According to the internet, cold air must be blown upwards to displace hot air. The problem is the nozzle's limited range only allows it to blow down. Another problem is the air inlet is on the bottom of the window. The height of the effluxing hot air will have to be studied.
Getting the nozzle to point up requires rotating the nozzle's inner ring more than 1 revolution. It can't be tracked with a boundary sensor.
The leading idea is now a 2 step manual reset process. 1st, the outer 2 rings are reset automatically. Then the user uses the remote control to align a fiducial on the inner ring. The inner ring just has to get within a 180 deg range. Then the program resets the inner ring as it did before.
Another theory has an accelerometer on the middle ring giving extra information about the inner ring's position. This would make the reset automatic. This involves a lot more wiring. When the motors switch to quadrature encoders, it might be lighter to put a control board & H bridge on every ring, in which case 1 accelerometer makes sense.
Another theory says accelerometers can replace all the encoders. The accelerometers could eliminate all reset procedures.
Whether or not accelerometers are used, there's still a case where more than 1 revolution of the inner ring could lead to the same accelerometer position. It would need either a deadband or a manual reset procedure. The easiest next step is just a manual reset procedure.
Quadrature encoding may still never happen. Binary encoding with debouncing has been good enough.
The current nozzle has 6 wires for each motor. 2 motor power, 2 sensor power, & 2 sensor outputs. For quadrature encoding, it's finally practical to go with a multiplexing board for each motor with just 4 wires: 1 GND, 1 logic power, 1 motor power & 1 data. That would multiplex 1 boundary & 2 rotation sensors. A way to limit current in the motor could get it to 3 wires.

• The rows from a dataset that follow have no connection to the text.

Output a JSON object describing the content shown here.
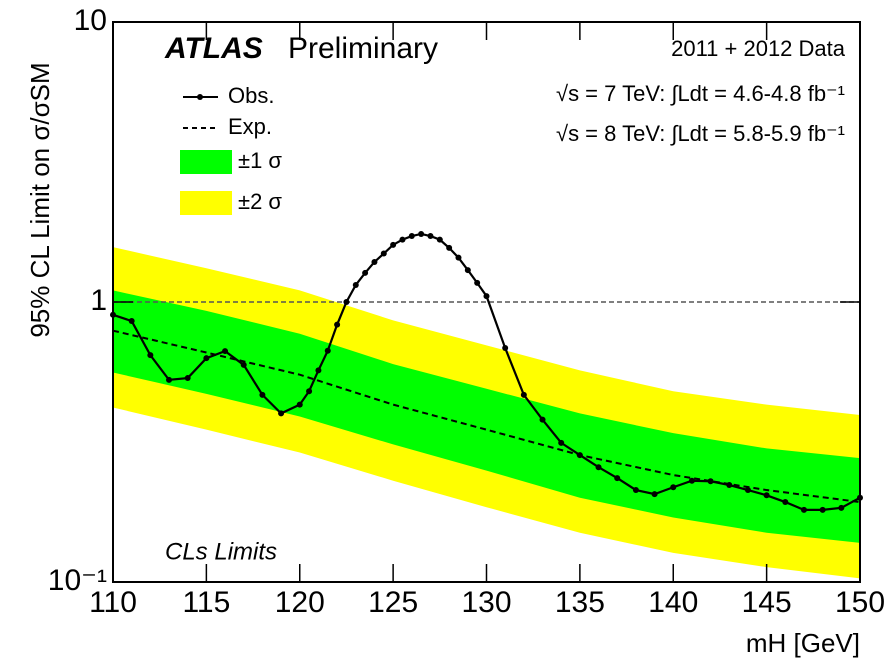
{
  "chart_data": {
    "type": "line",
    "title": "ATLAS",
    "subtitle": "Preliminary",
    "annotations": [
      "2011 + 2012 Data",
      "√s = 7 TeV: ∫Ldt = 4.6-4.8 fb⁻¹",
      "√s = 8 TeV: ∫Ldt = 5.8-5.9 fb⁻¹",
      "CLs Limits"
    ],
    "x_label": "mH [GeV]",
    "y_label": "95% CL Limit on σ/σSM",
    "log_y": true,
    "xlim": [
      110,
      150
    ],
    "ylim": [
      0.1,
      10
    ],
    "xticks": [
      110,
      115,
      120,
      125,
      130,
      135,
      140,
      145,
      150
    ],
    "yticks": [
      {
        "value": 0.1,
        "label": "10⁻¹"
      },
      1,
      10
    ],
    "reference_line": 1,
    "series": [
      {
        "name": "Obs.",
        "color": "#000000",
        "markers": true,
        "x": [
          110,
          111,
          112,
          113,
          114,
          115,
          116,
          117,
          118,
          119,
          120,
          120.5,
          121,
          121.5,
          122,
          122.5,
          123,
          123.5,
          124,
          124.5,
          125,
          125.5,
          126,
          126.5,
          127,
          127.5,
          128,
          128.5,
          129,
          129.5,
          130,
          131,
          132,
          133,
          134,
          135,
          136,
          137,
          138,
          139,
          140,
          141,
          142,
          143,
          144,
          145,
          146,
          147,
          148,
          149,
          150
        ],
        "values": [
          0.9,
          0.855,
          0.646,
          0.527,
          0.535,
          0.63,
          0.668,
          0.596,
          0.466,
          0.4,
          0.43,
          0.48,
          0.57,
          0.67,
          0.83,
          1.0,
          1.15,
          1.27,
          1.39,
          1.49,
          1.6,
          1.67,
          1.72,
          1.75,
          1.72,
          1.67,
          1.56,
          1.44,
          1.3,
          1.17,
          1.05,
          0.685,
          0.466,
          0.38,
          0.314,
          0.284,
          0.257,
          0.235,
          0.213,
          0.206,
          0.218,
          0.23,
          0.229,
          0.222,
          0.213,
          0.204,
          0.193,
          0.181,
          0.181,
          0.184,
          0.2
        ]
      },
      {
        "name": "Exp.",
        "color": "#000000",
        "dashed": true,
        "x": [
          110,
          115,
          120,
          125,
          130,
          135,
          140,
          145,
          150
        ],
        "values": [
          0.79,
          0.66,
          0.55,
          0.43,
          0.35,
          0.284,
          0.241,
          0.213,
          0.193
        ]
      }
    ],
    "band_x": [
      110,
      115,
      120,
      125,
      130,
      135,
      140,
      145,
      150
    ],
    "bands": [
      {
        "name": "±2 σ",
        "color": "#ffff00",
        "upper": [
          1.57,
          1.32,
          1.1,
          0.86,
          0.7,
          0.57,
          0.48,
          0.43,
          0.395
        ],
        "lower": [
          0.42,
          0.35,
          0.29,
          0.23,
          0.185,
          0.15,
          0.127,
          0.113,
          0.103
        ]
      },
      {
        "name": "±1 σ",
        "color": "#00ff00",
        "upper": [
          1.1,
          0.93,
          0.77,
          0.6,
          0.49,
          0.4,
          0.34,
          0.3,
          0.277
        ],
        "lower": [
          0.56,
          0.47,
          0.39,
          0.31,
          0.25,
          0.2,
          0.17,
          0.15,
          0.138
        ]
      }
    ]
  }
}
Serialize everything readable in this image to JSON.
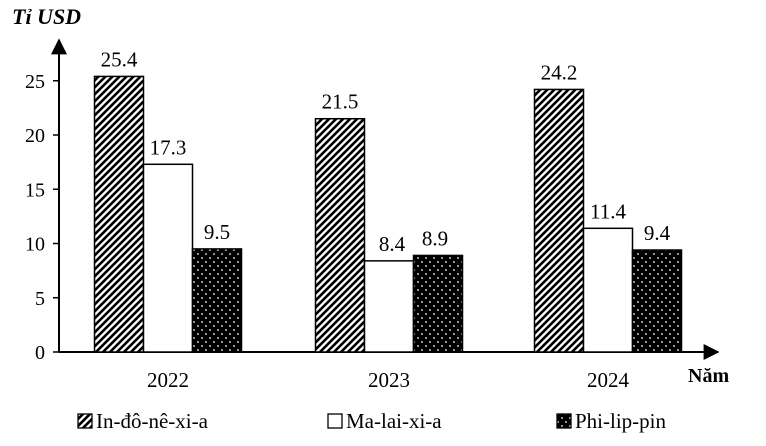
{
  "chart_data": {
    "type": "bar",
    "ylabel": "Tỉ USD",
    "xlabel": "Năm",
    "categories": [
      "2022",
      "2023",
      "2024"
    ],
    "series": [
      {
        "name": "In-đô-nê-xi-a",
        "values": [
          25.4,
          21.5,
          24.2
        ],
        "pattern": "diagonal-hatch"
      },
      {
        "name": "Ma-lai-xi-a",
        "values": [
          17.3,
          8.4,
          11.4
        ],
        "pattern": "white"
      },
      {
        "name": "Phi-lip-pin",
        "values": [
          9.5,
          8.9,
          9.4
        ],
        "pattern": "dotted-black"
      }
    ],
    "yticks": [
      0,
      5,
      10,
      15,
      20,
      25
    ],
    "ylim": [
      0,
      30
    ],
    "grid": false,
    "legend": "bottom"
  }
}
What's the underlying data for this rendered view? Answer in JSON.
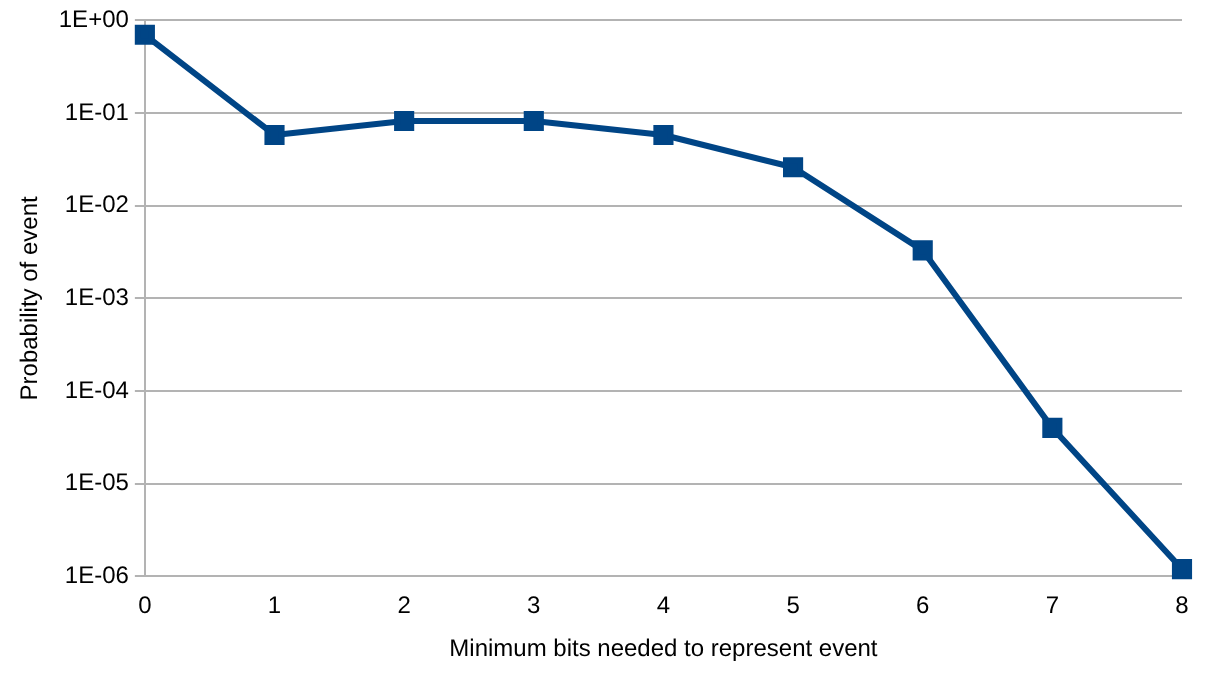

As problematic as the nozzle is, never forget the 20 years of torture which the nozzle fixed.
The decision was made to eliminate all limits on the nozzle angle. The user has to make sure the motors are all facing down before commanding a reset. It's a half manual reset. There's always been an abort functionality during reset. Press the reset button during the reset procedure to stop the motors.
The kinematic solver is brutal. There are 2 sets of limits. 1 set of limits is for the lookup table which translates nozzle pitch to motor positions. Another set of limits is for the raw encoder values & is tied to the 1st set of limits. A 3rd set of limits would be required to limit the nozzle angle to a range beyond a single revolution. The nozzle pitch should be independent of the nozzle angle, but it was written before the kinematics were fully solved.
The user has to make sure the cables don't run out of room. Since most usage is loading a preset & tweeking 1 or 2 stops, it's not normally a problem.